“Of three metamorphoses of the spirit do I tell you: how the spirit becomes a camel, the camel a lion, and the lion at last a child. Many heavy things are there for the spirit, the strong reverent spirit that would bear much: for the heavy and the heaviest longs its strength.”
- Nietzsche, Thus Spoke Zarathustra
Overcoming
The student becomes the teacher. With this quote, Nietzsche illustrates something that we all already understand. It is only until you pass certain levels, that you can move on to the next stage. Life is somewhat of a step function. To get a promotion, you must first master your current role. To matriculate to university, you must first grasp basic mathematics, science and literature.
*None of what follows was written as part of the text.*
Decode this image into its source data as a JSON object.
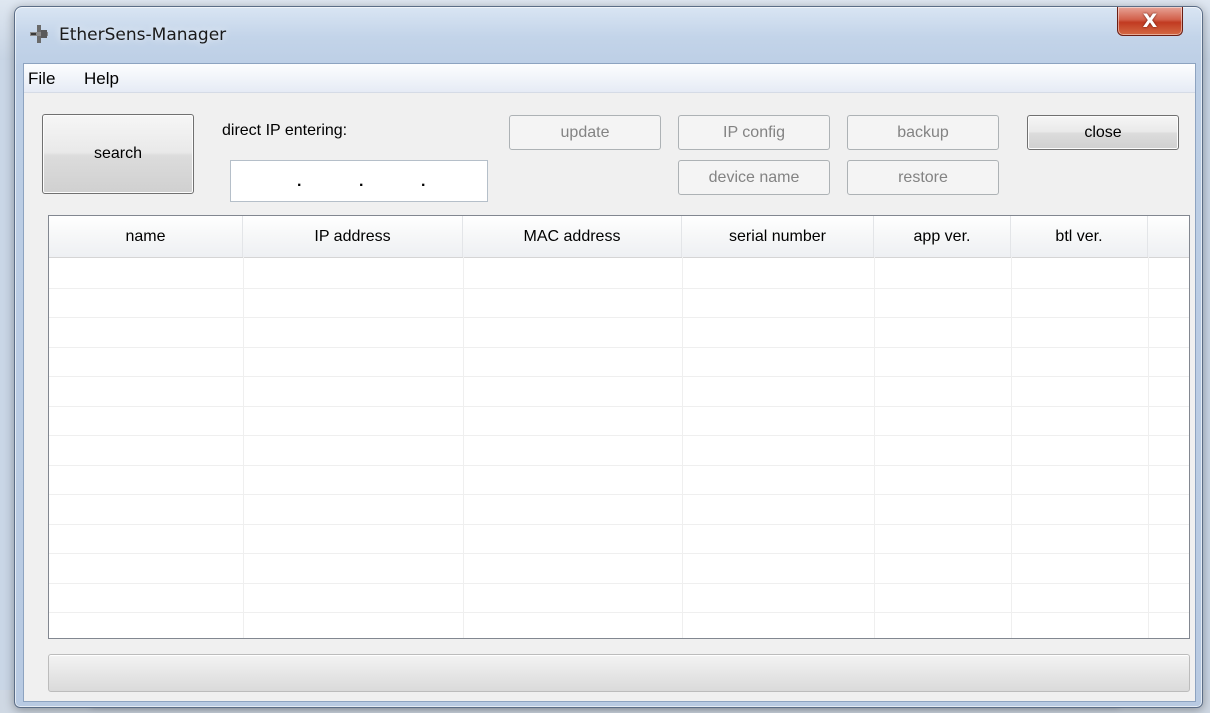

The camel, lion and child represent survival, freedom and creation, respectively. At first, you endure. You, the camel, try every day to pick up a weight that you are not able. Only when you have built the strength to move it freely, can you exert your will upon it. The weight no longer controls you. You, the lion, have mastered it and now control the object. Once you are free to control the movements of the object, you have become the child, and you not only move the object, but you command it creatively in a way that expresses your influence upon the world.
In a way, that is all that art and science is. As a scientist, this may mean understanding how the moving parts of a cell interact with each other and how to manipulate it, then mastering the cell (for example, through genetic engineering) and finally altering the cells that you selectively create. As an artist, you become a part of a certain movement, and eventually you branch off in a new distinct way that expresses something that others hadn’t quite captured.
I think this symbolic overcoming of self is a relevant symbol that we can view our own lives with, and how we view the obstacles that we would like to overcome. In at least some ways, life is just overcoming obstacles.
What is on my mind right now
Well, I just got some good sleep at last and a relative breather at work. I can muster the time to focus my thoughts and express what concepts I am struggling with through this essay.
What is on my mind often, and what I think is on many peoples’ minds is what the fuck should I be doing right now? Adulthood is leaving the nest of determinacy. You are an independent person. You can do whatever you want within society’s bounds.
For most things, you use certain actions to complete certain goals. If you want to make pasta, you execute certain motions in combination with certain ingredients to get a boiling pot of water and noodles. If you want to get an A on a test, you study efficiently to prepare yourself for the questions that test will likely have. School was “easy” because it was at least directed. If you wanted to exceed, you just did what everyone else was doing, but better.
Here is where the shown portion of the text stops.